Abstract: Recent advancements in large language models (LLMs) have spurred growing
interest in automatic theorem proving using Lean4, where effective tree search
methods are crucial for navigating proof search spaces. While the existing
approaches primarily rely on value functions and Monte Carlo Tree Search
(MCTS), the potential of simpler methods like Best-First Search (BFS) remains
underexplored. This paper investigates whether BFS can achieve competitive
performance in large-scale theorem proving tasks. We present
\texttt{BFS-Prover}, a scalable expert iteration framework, featuring three key
innovations. First, we implement strategic data filtering at each expert
iteration round, excluding problems solvable via beam search node expansion to
focus on harder cases.
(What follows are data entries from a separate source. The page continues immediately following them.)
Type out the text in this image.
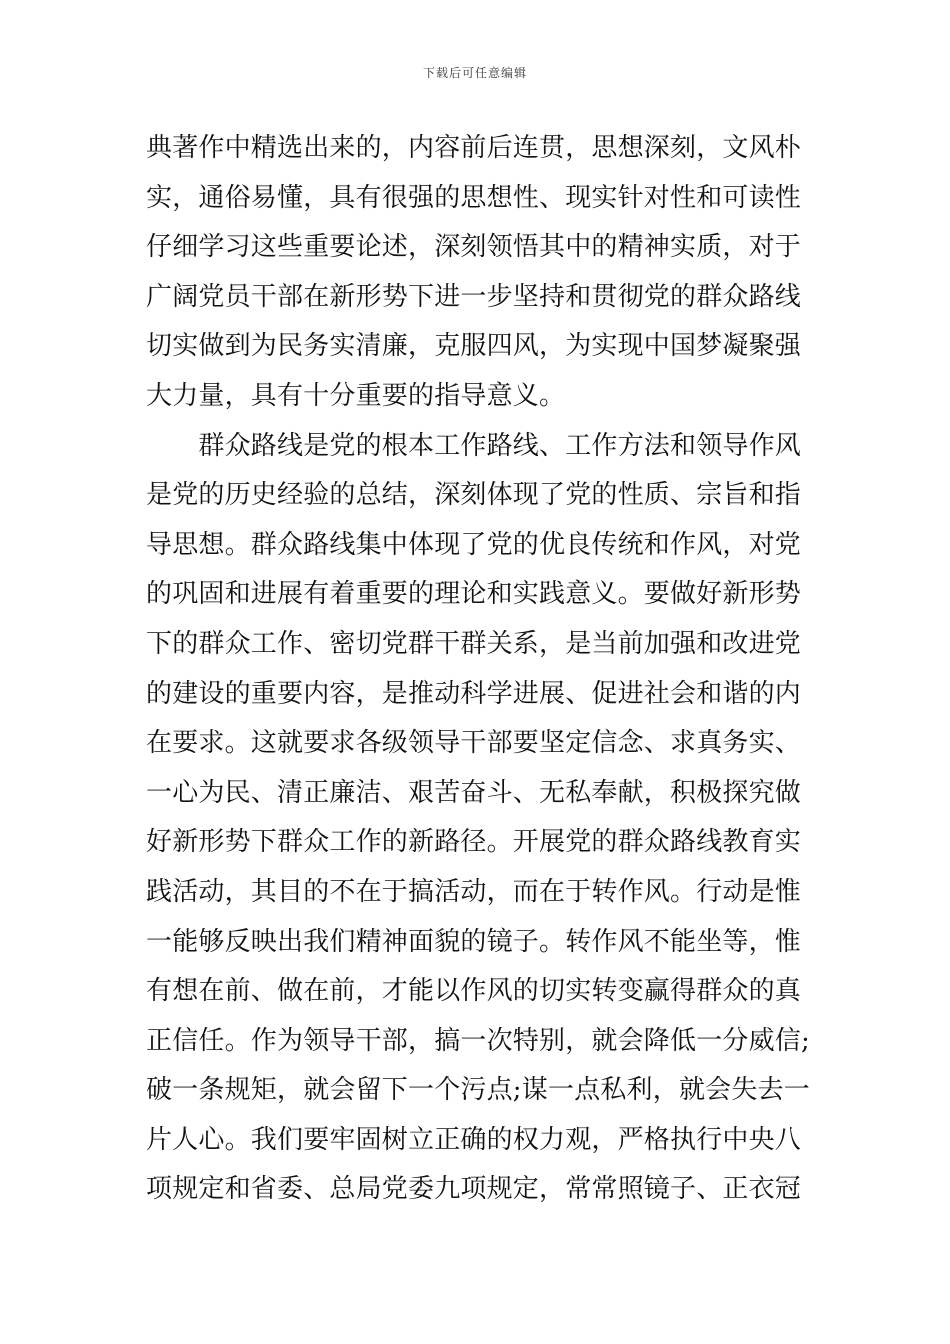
下载后可任意编辑
典著作中精选出来的，内容前后连贯，思想深刻，文风朴
实，通俗易懂，具有很强的思想性、现实针对性和可读性
仔细学习这些重要论述，深刻领悟其中的精神实质，对于
广阔党员干部在新形势下进一步坚持和贯彻党的群众路线
切实做到为民务实清廉，克服四风，为实现中国梦凝聚强
大力量，具有十分重要的指导意义。
　　群众路线是党的根本工作路线、工作方法和领导作风
是党的历史经验的总结，深刻体现了党的性质、宗旨和指
导思想。群众路线集中体现了党的优良传统和作风，对党
的巩固和进展有着重要的理论和实践意义。要做好新形势
下的群众工作、密切党群干群关系，是当前加强和改进党
的建设的重要内容，是推动科学进展、促进社会和谐的内
在要求。这就要求各级领导干部要坚定信念、求真务实、
一心为民、清正廉洁、艰苦奋斗、无私奉献，积极探究做
好新形势下群众工作的新路径。开展党的群众路线教育实
践活动，其目的不在于搞活动，而在于转作风。行动是惟
一能够反映出我们精神面貌的镜子。转作风不能坐等，惟
有想在前、做在前，才能以作风的切实转变赢得群众的真
正信任。作为领导干部，搞一次特别，就会降低一分威信;
破一条规矩，就会留下一个污点;谋一点私利，就会失去一
片人心。我们要牢固树立正确的权力观，严格执行中央八
项规定和省委、总局党委九项规定，常常照镜子、正衣冠
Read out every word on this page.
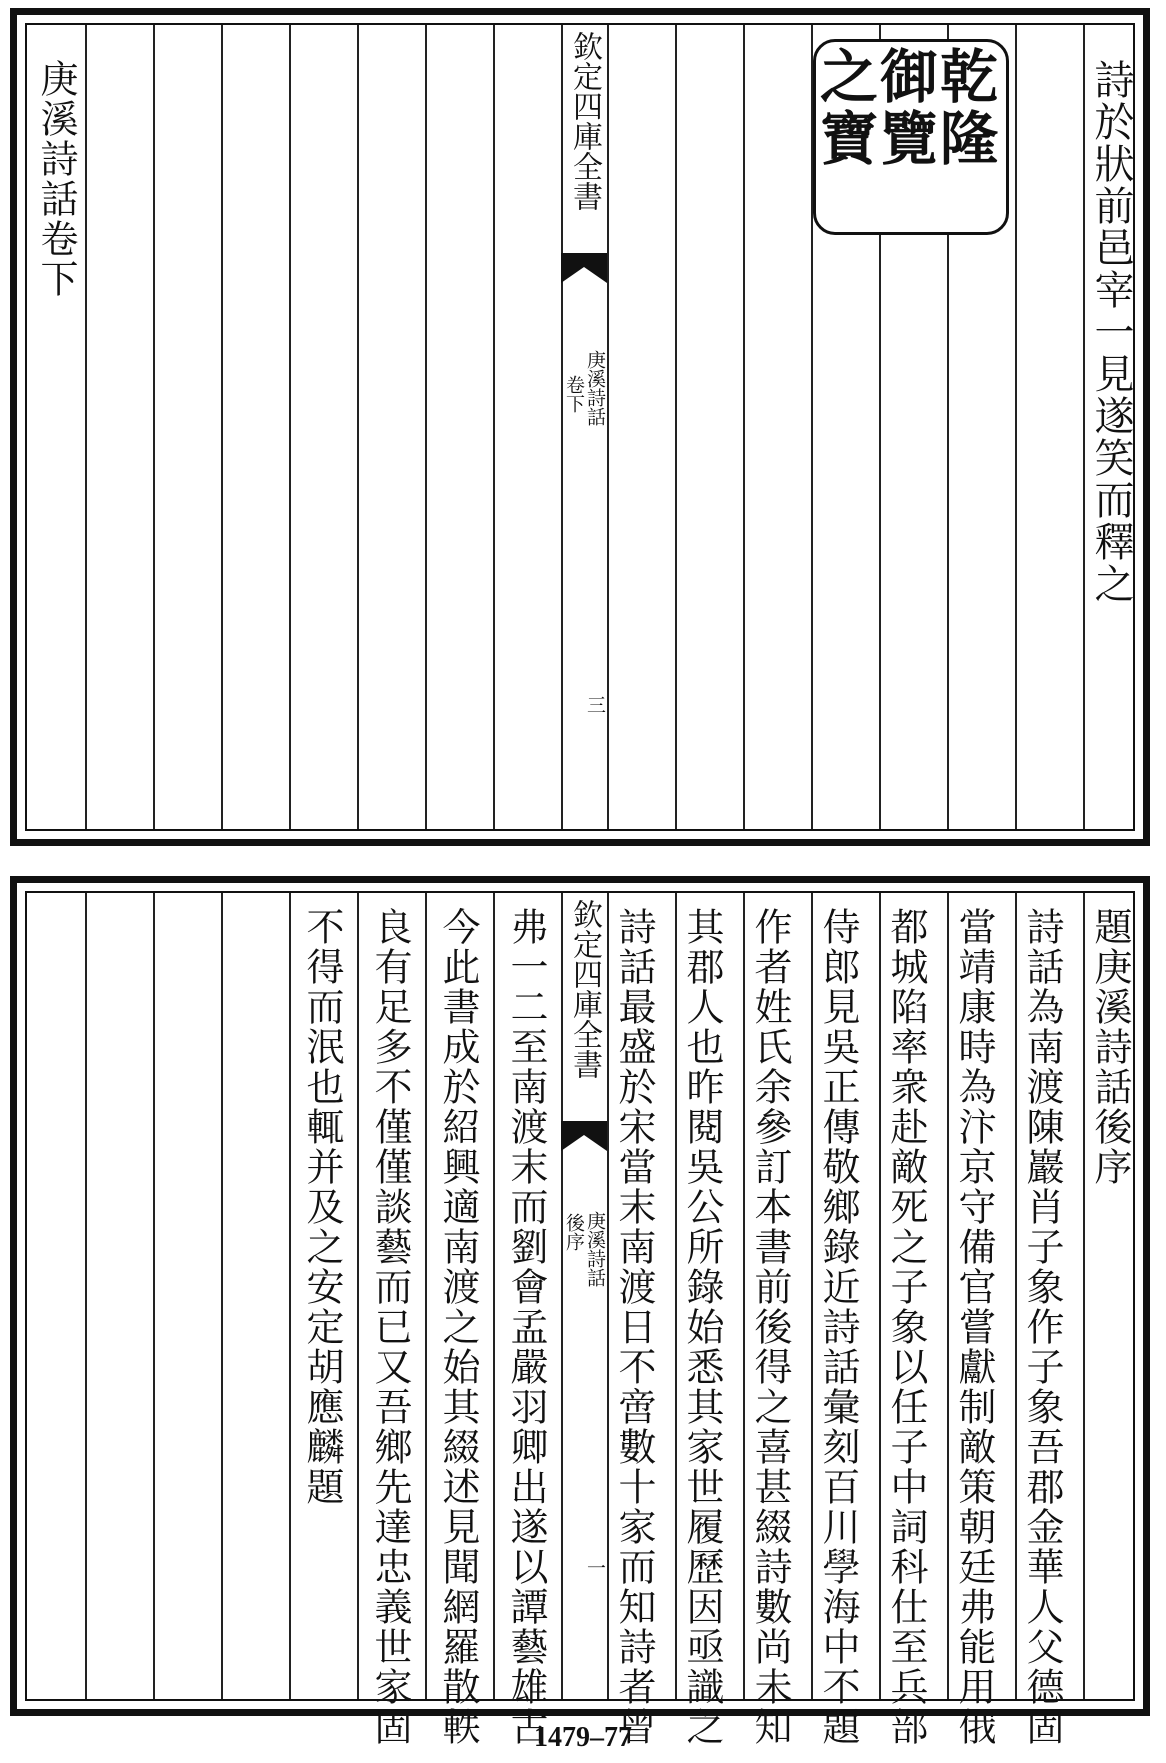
庚溪詩話卷下	欽定四庫全書
庚溪詩話
卷下
三
乾
隆
御
覽
之
寶	詩於狀前邑宰一見遂笑而釋之
弗一二至南渡末而劉會孟嚴羽卿出遂以譚藝雄古
今此書成於紹興適南渡之始其綴述見聞網羅散軼
良有足多不僅僅談藝而已又吾鄉先達忠義世家固
不得而泯也輒并及之安定胡應麟題	欽定四庫全書
庚溪詩話
後序
一
題庚溪詩話後序
詩話為南渡陳巖肖子象作子象吾郡金華人父德固
當靖康時為汴京守備官嘗獻制敵策朝廷弗能用俄
都城陷率衆赴敵死之子象以任子中詞科仕至兵部
侍郎見吳正傳敬鄉錄近詩話彙刻百川學海中不題
作者姓氏余參訂本書前後得之喜甚綴詩數尚未知
其郡人也昨閱吳公所錄始悉其家世履歷因亟識之
詩話最盛於宋當末南渡日不啻數十家而知詩者曾
1479–77
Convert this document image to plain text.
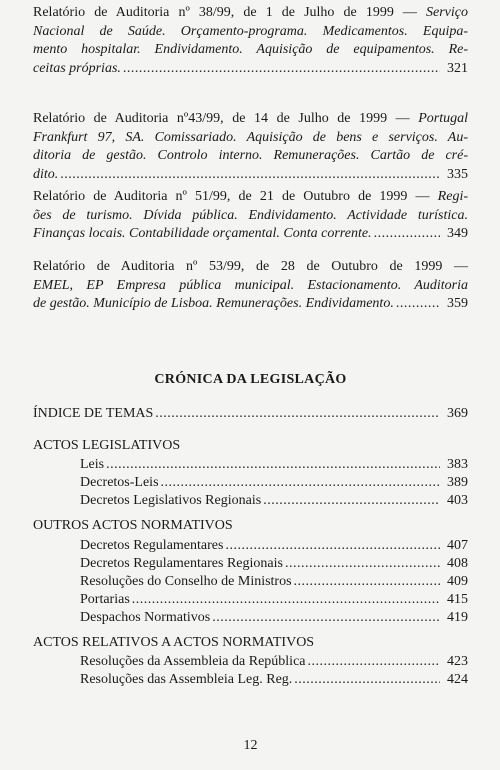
Relatório de Auditoria nº 38/99, de 1 de Julho de 1999 — Serviço
Nacional de Saúde. Orçamento-programa. Medicamentos. Equipa-
mento hospitalar. Endividamento. Aquisição de equipamentos. Re-
ceitas próprias. .....	321
Relatório de Auditoria nº43/99, de 14 de Julho de 1999 — Portugal
Frankfurt 97, SA. Comissariado. Aquisição de bens e serviços. Au-
ditoria de gestão. Controlo interno. Remunerações. Cartão de cré-
dito. .....	335
Relatório de Auditoria nº 51/99, de 21 de Outubro de 1999 — Regi-
ões de turismo. Dívida pública. Endividamento. Actividade turística.
Finanças locais. Contabilidade orçamental. Conta corrente. .....	349
Relatório de Auditoria nº 53/99, de 28 de Outubro de 1999 —
EMEL, EP Empresa pública municipal. Estacionamento. Auditoria
de gestão. Município de Lisboa. Remunerações. Endividamento. .....	359
CRÓNICA DA LEGISLAÇÃO
ÍNDICE DE TEMAS .....	369
ACTOS LEGISLATIVOS
Leis .....	383
Decretos-Leis .....	389
Decretos Legislativos Regionais .....	403
OUTROS ACTOS NORMATIVOS
Decretos Regulamentares .....	407
Decretos Regulamentares Regionais .....	408
Resoluções do Conselho de Ministros .....	409
Portarias .....	415
Despachos Normativos .....	419
ACTOS RELATIVOS A ACTOS NORMATIVOS
Resoluções da Assembleia da República .....	423
Resoluções das Assembleia Leg. Reg. .....	424
12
Second, we improve the sample efficiency of BFS through
Direct Preference Optimization (DPO) applied to state-tactic pairs
automatically annotated with compiler error feedback, refining the LLM’s policy
to prioritize productive expansions. Third, we employ length normalization in
BFS to encourage exploration of deeper proof paths. \texttt{BFS-Prover}
achieves a score of $71.31$ on the MiniF2F test set and therefore challenges
the perceived necessity of complex tree search methods, demonstrating that BFS
can achieve competitive performance when properly scaled.